You can score up to 100 points on an excavation of a fossil type, and this score is finalized by how much of the fossil is freed and if any damage was done to it. The more damage you do to a fossil, the less your max point score on it can be. This is all while you race against the clock to unearth a given fossil. When you upgrade your bone buggy's battery, you also increase the amount of time you have to work with.

When a fossil is unearthed, it gets revitalized into a living vivosaur. There are four parts to a given vivosaur-- head, body, arms, and legs. Each part excavated of a vivosaur gives it experience points (the same number as the amount of points you earned in excavating it) and a new move to use in battle. Since a vivosaur is made up of four parts, each part is a different move to utilize in combat.

Combat in Fossil Fighters: Frontier can be a bit confusing the first few hours you play. However, after some practice and understanding of the game's combat system, you can quickly learn the ins and outs soon enough. There are five elemental types of vivosaur, and each, aside from the neutral type, is weak against another. Water beats fire, fire beats air (yeah, I don't know why either), air beats earth, and earth beats water.

Not only this, but each vivosaur variety has a physical stance where they are strongest and weakest when standing in. These stances are entered by performing and taking attacks. For example, one vivosaur might use an attack that allows it to stand upright, boosting its offense. Meanwhile, an attack on it from a rival vivosaur might make it turn around backwards, making it much more vulnerable to enemy vivosaur strikes.

You can have up to three party members, including yourself. The other two are Paleo Pals, A.I.-controlled teammates that you can select from before embarking in your bone buggy to a dig site. Not only are they a big help in defeating enemies that would otherwise be too strong for your lone vivosaur to take down alone, they can also use support shots to beef up your vivosaur during an attacking or defensive phase of battle. You can also stock up your bone buggy with support shots to help your teammates in battle. An example of this is if your opponent is attacking your side. As every attack shows the amount of LP (life points, the health attribute in Fossil Fighters) that the attack is set to take off, as well as the percentage chance the attack will make contact and the percentage chance of a critical hit, you can use an evasion shot (or several) to lower the likelihood that the enemy's attack will hit the vivosaur it is aiming for on your side.
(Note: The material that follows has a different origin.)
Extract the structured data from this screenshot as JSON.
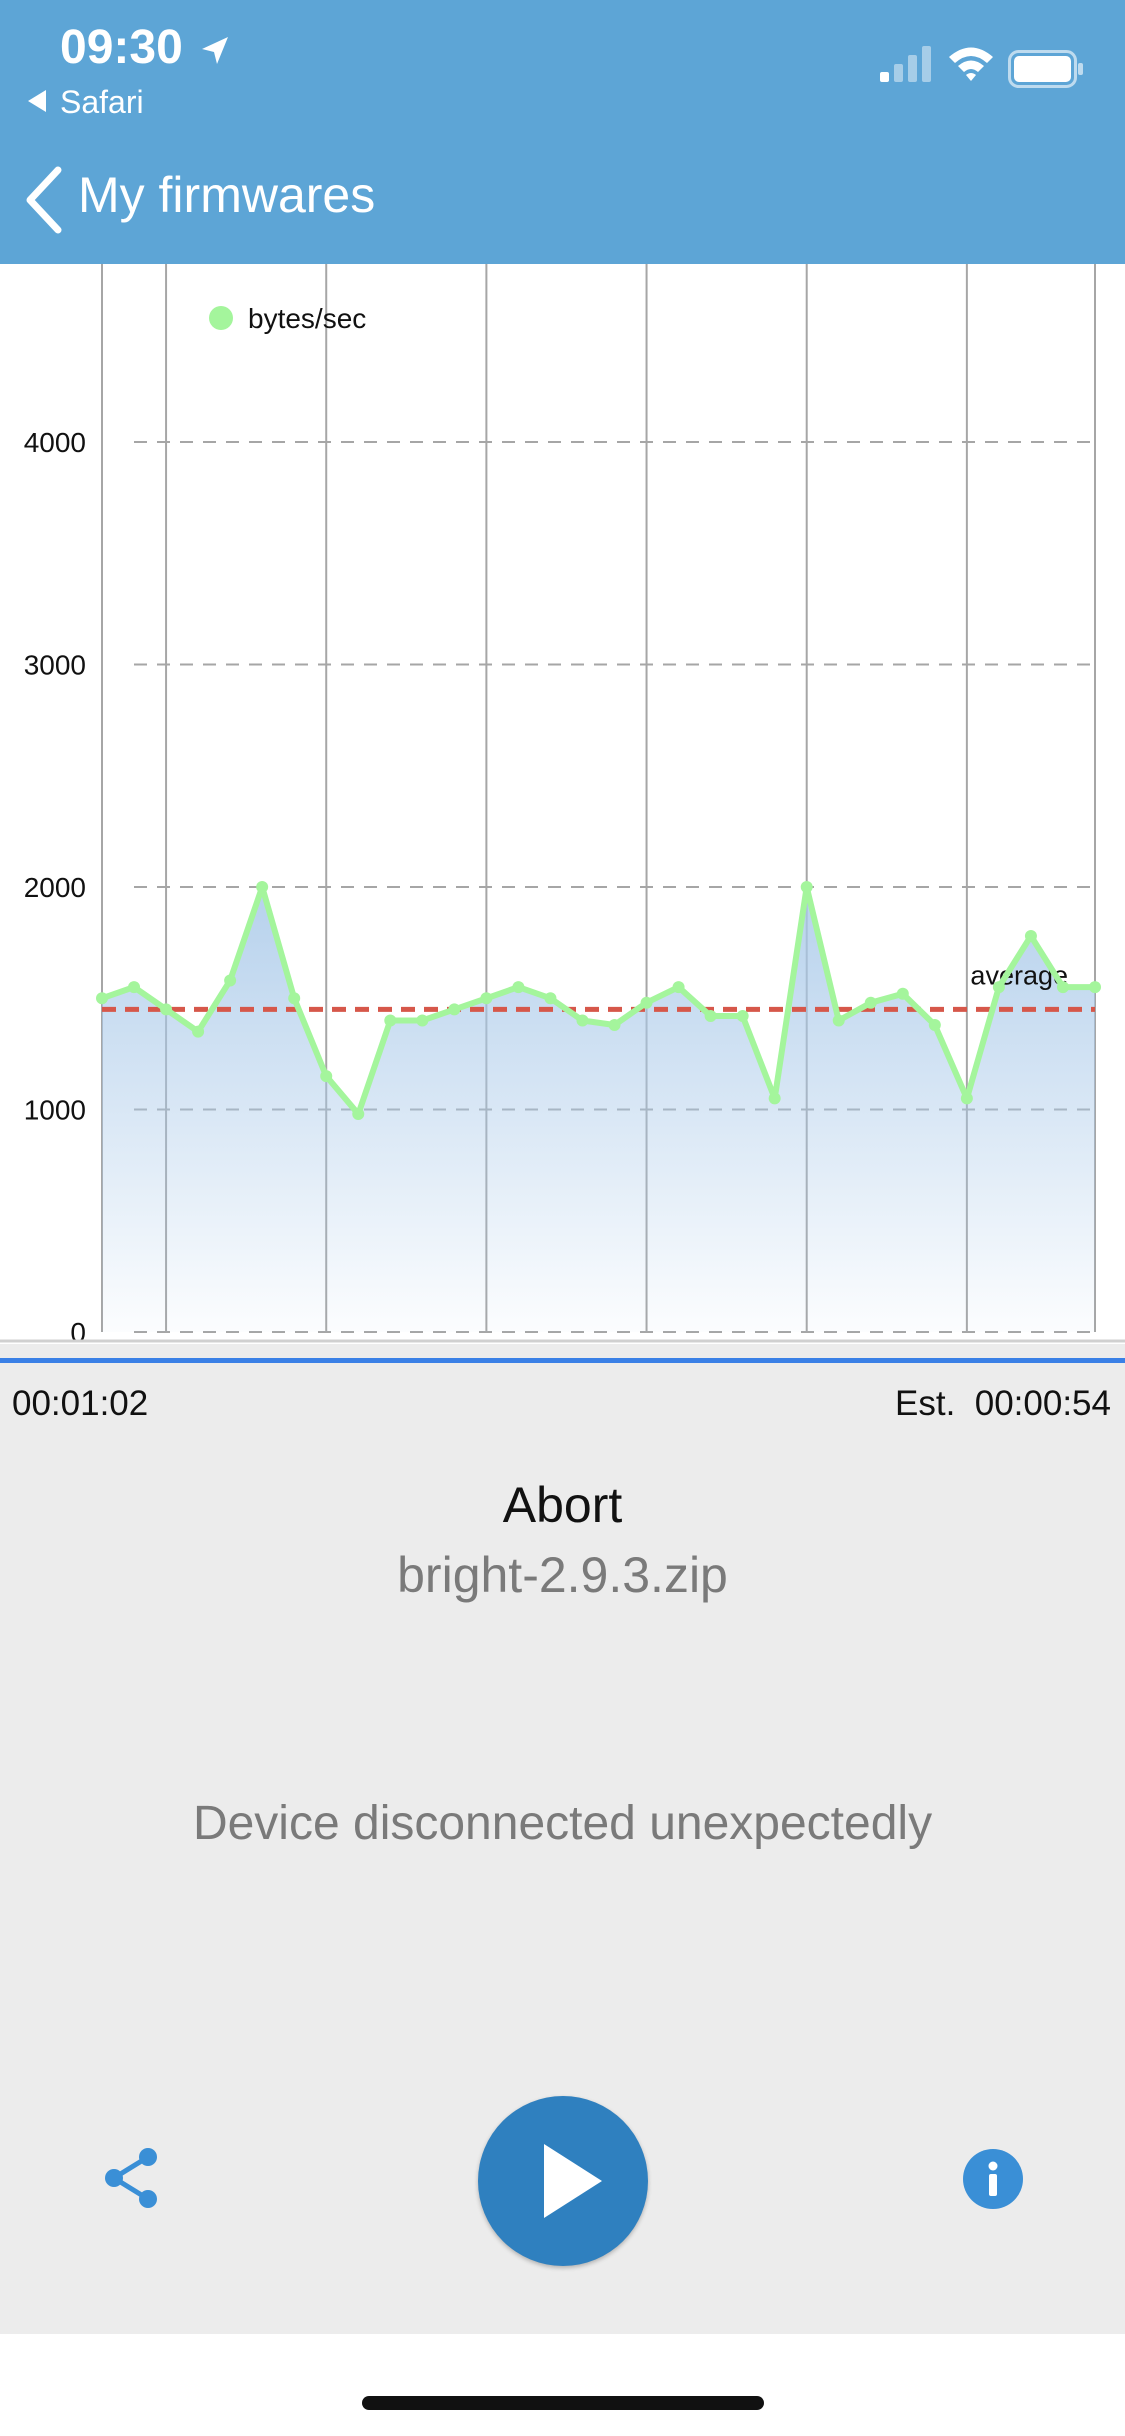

Aside from exploring Fossil Park dig sites, excavating fossils and doing battle with other vivosaurs, at each Fossil Park headquarters is a set of points of interest that add even more longevity to Fossil Fighters: Frontier. For one, there's a machine called the Missionator 4000 in each park's HQ that awards you money and other goods for capturing roaming vivosaurs through defeating them in battle and digging up specific fossils in the various dig sites. Additionally, there are daily tournaments at the local stadium that you can enter to win money and boost your warden ranking, a special rank that gives you certain benefits in battle.

The performance of Fossil Fighters: Frontier is pretty good overall. While the environments are full of rather gnarly textures when viewed up close, the areas look nice to the eye. The combat is the highlight of the presentation package, offering well animated vivosaurs that look as slippery with their wet skin as you'd expect from a prehistoric creature. Sure, there are lots of vivosaurs to collect, but a lot of them are simple pallet swaps with a few added geometric features. The music isn't much to take note of, but it's serviceable enough and it doesn't get grating.

Fossil Fighters: Frontier offers a lot of fun gameplay and a Pokemon-style story that features plenty of humorous dialogue and some laughs. Yes, there is some grinding to be had, and the game is slow to begin. However, once it lets go of holding your hand, things pick up and pick up rather fast. Despite having old school issues like excessive grinding and a lot of tutorials in the beginning, Fossil Fighters: Frontier doesn't feel at all like a game stuck in the prehistoric era of gaming.